Price challenge as a CSP is valid only if there is a fair comparison on apples to apples basis of the price bid. Price by themselves should not be the only basis. True volume of energy contracted and capacity need to also be considered.

Will the ERC catch on in the inner revenue game?  How will they finally determine fair and reasonableness of the Solar Phils Rate?

MatuwidnaSingilsaKuryente Consumer Alliance Inc.
matuwid.org
david.mskorg@yahoo.com

3 Comments

  1. pj says:

    Hi, nice writeup. But I still don’t understand the point. What’s wrong with the ‘inner revenue game’? Aren’t gencos unregulated anyway? I think the belief that excess volumes can be sold to WESM will generate automatic windfall is flawed. It may work for initial years (begging to assume that WESM prices remain the same) but if really proven, economics will correct that as probably other solar cos enter this ‘inner game’ and dilute WESM opportunities. At the end, the gencos face the risk of stranded output. For me, if I were solar phils, I would still bank on full contracted capacity so I can sleep better for the next 20 years.

    It can be the above (solar phils taking the risk in WESM), OR it can be just simply the way it is. The agreed contracted output spells only 9-11% utilization. While quite low on the face, it may just simply mean that solar phils is acting extra prudent as contracting 15-20% utilization may spell heavy replacement power losses if they could not deliver. Solar is new anyway at this point where tech risk is high.

  2. david tan says:

    Dear PJ
    I agree with you that there is nothing basicially wrong with an “inner revenue game” by Solar Phils.

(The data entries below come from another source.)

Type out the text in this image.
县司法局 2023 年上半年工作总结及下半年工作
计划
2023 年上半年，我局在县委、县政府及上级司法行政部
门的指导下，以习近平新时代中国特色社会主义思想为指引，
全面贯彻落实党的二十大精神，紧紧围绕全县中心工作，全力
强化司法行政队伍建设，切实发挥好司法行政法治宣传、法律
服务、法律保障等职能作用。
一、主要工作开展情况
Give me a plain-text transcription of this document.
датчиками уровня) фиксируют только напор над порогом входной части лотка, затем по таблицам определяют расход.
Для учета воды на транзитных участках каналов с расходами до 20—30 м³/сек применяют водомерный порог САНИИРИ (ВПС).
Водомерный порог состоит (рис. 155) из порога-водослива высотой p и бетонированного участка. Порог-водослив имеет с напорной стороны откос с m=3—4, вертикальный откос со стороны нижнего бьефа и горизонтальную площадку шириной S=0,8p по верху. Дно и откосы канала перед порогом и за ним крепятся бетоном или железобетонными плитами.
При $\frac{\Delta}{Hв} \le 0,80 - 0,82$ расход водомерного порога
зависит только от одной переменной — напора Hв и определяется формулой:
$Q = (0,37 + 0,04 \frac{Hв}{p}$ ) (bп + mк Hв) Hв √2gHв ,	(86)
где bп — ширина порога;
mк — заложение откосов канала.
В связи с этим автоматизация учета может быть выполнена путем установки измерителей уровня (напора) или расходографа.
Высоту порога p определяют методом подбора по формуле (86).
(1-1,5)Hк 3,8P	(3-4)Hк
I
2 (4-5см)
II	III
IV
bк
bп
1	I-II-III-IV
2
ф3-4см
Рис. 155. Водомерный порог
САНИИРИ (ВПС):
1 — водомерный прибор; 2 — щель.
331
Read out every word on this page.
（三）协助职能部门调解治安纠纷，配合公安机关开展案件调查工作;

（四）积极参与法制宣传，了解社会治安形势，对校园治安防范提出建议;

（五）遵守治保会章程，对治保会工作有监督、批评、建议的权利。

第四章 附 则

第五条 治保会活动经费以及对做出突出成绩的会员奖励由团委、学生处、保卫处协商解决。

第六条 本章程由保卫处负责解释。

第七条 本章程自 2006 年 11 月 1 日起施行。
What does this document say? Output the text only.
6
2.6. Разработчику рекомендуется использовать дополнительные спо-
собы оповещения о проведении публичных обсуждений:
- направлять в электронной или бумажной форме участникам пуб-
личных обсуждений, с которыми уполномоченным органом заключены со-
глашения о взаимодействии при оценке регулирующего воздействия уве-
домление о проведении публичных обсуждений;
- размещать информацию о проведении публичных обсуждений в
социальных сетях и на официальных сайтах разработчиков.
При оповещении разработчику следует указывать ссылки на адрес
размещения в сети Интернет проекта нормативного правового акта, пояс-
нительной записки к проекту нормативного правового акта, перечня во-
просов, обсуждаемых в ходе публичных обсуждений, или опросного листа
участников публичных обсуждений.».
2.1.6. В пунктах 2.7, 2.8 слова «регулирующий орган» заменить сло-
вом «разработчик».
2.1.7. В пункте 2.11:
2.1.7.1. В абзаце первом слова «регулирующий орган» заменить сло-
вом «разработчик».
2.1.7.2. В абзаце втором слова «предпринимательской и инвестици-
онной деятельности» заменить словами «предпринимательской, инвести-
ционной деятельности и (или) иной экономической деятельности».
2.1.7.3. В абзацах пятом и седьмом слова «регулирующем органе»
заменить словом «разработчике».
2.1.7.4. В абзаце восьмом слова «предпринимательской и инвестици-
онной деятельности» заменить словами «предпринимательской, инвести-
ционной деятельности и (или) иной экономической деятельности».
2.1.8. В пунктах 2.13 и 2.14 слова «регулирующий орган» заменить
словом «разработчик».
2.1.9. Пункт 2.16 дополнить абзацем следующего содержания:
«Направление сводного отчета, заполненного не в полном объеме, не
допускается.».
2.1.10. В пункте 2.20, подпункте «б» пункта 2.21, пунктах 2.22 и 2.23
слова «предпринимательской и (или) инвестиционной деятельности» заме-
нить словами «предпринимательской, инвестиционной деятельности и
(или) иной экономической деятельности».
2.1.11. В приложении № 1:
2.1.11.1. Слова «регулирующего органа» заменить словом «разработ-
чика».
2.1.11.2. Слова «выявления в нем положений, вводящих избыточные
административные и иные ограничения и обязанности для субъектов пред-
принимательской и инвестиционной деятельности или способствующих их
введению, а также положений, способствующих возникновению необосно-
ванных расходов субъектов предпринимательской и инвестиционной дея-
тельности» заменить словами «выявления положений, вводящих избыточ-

That means having excess energy than contracted and selling it to the WESM to generate more income. Nothing wrong with that. Except that in the case of Solar Phils, Meralco agreed that the contracted energy is only 67.5 to 85 million out of this 85mw solar facility. This means Solar Phils only beat the price of Citicore but did not beat the energy delivery which is all the energy output of its existing 85mw plants. Thats means approximately 122 million kwh vs only 85 million kwh committted by Solar Phils. In effect, Meralco consumers is getting only 52mw of solar instead of 85mw. That is not a fair comparison of offers.
    Now we know why Meralco elected to call their swiss challenge csp “price challenge”. There seems no end to the lengths of creativity for hoodwinking the public. Lets hope ERC does not fall for it.

  3. Jaime Aquino says:

    too much financial trickery here. it’s fun to read.

    keep it up david!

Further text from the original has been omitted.